01/31/06
ところで、戦後の勤め人社会化・・核家族化の進展・・すなわち家庭は消費の場にしか過ぎなくなって、承継すべき家産が殆どなくなってきたことから、財産承継のための養子の必要性が激減しました。
核家族化については、既に、10/29/03「相続分3(民法105)(配偶者相続分の変遷1)(ホワイトカラー層・団地族の誕生)」その他夫婦別姓問題などあちこちで書いて来ました。
ところで、相続とか世襲は何のために必要になったものでしょうか?
「相続すべき財産が有るから」とか「ないから」と言う規準では有りません。
今の方が経済大国化しているので、個々人では、かえって遺産が多くなっているでしょう。
私が思うには、人間が病気や怪我で死ぬようになって、これを意識することができるようになったときから、相続の必要性が生まれてきたものと思います。
怪我したり病気しても、直ぐに死ぬ時代には余り感じなかったでしょうが、少しづつ養生の期間が伸びてくると、どのような勇者も最後は誰かに面倒を見て貰わねばならないことを悟ります。

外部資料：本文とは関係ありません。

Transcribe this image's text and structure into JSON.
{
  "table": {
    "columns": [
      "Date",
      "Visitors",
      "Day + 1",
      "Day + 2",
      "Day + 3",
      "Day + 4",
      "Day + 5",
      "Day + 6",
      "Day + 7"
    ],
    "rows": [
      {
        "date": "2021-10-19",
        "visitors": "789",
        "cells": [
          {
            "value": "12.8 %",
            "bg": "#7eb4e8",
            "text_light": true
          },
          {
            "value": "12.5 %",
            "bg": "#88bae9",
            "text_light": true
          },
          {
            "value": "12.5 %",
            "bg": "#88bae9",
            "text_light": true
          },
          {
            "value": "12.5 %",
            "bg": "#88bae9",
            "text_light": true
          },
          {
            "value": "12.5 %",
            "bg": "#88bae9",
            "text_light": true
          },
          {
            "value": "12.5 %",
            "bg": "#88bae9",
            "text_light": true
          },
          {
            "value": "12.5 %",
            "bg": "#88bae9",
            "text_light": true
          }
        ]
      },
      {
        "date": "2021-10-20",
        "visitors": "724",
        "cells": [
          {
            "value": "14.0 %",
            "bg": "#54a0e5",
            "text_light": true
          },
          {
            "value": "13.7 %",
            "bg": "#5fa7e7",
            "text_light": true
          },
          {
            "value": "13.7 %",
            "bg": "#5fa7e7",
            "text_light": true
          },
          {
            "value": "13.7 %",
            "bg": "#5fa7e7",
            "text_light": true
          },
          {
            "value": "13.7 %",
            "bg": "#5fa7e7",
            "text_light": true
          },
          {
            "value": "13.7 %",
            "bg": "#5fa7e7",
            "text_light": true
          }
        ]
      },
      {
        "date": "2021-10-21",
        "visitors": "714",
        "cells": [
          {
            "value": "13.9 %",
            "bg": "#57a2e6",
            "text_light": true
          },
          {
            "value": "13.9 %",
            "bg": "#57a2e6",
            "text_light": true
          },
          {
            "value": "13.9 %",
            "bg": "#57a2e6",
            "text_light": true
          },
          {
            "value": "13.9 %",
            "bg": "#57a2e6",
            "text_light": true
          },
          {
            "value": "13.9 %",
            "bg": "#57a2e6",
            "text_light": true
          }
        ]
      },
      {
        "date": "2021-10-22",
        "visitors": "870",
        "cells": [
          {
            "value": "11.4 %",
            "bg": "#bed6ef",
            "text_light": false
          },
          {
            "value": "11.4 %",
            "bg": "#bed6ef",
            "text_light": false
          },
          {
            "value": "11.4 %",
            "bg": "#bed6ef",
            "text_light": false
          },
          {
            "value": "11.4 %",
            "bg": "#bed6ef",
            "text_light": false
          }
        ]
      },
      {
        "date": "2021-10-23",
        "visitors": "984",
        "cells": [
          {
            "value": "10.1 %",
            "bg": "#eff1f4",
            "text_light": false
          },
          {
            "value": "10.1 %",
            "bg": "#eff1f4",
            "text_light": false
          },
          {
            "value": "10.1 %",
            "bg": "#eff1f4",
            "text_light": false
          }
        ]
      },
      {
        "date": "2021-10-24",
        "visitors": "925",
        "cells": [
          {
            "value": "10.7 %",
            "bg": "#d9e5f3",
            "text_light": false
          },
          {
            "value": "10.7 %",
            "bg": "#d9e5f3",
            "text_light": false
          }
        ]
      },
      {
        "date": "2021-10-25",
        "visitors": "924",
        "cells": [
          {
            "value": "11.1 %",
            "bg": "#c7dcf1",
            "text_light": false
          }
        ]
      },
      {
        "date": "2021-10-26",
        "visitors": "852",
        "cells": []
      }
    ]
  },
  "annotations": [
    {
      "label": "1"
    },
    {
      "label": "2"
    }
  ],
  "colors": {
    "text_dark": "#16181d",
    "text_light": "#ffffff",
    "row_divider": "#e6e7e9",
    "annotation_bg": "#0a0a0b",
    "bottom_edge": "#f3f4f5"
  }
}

強いライオンも、年老いたときのために若くて強いころに獲物をとっておいて、ためて置けません。
病気したときや老後保障のうち財産権の分野では、ライオンの獲物のように保存の利かない物ばかりではなく、米など徐々に長期保存が出来るようになって行きますが、それとても1〜2年が限界です。
それで、この長期保存の変形として、例えば領地やアパートと言う形での継続収入形式が発達していきます。
弁護士の顧問料みたいなものかな?
しかし、老化し、病気などしてその管理が行き届かなくなれば、直ぐにも租税や、家賃の滞納になってしまいますので、その時のために安心できる管理者が必須になってくるのです。
この管理者の選定こそ、相続の原型ではないでしょうか?
老後を安穏に過ごすためには、自分が強いときに恩をかけて、その見返りを期待するしかないのです。
動物では、寿命が短いこともあって、そこまで進みませんが、人間世界では、社会が出来て組織の力を利用するようになって行きます。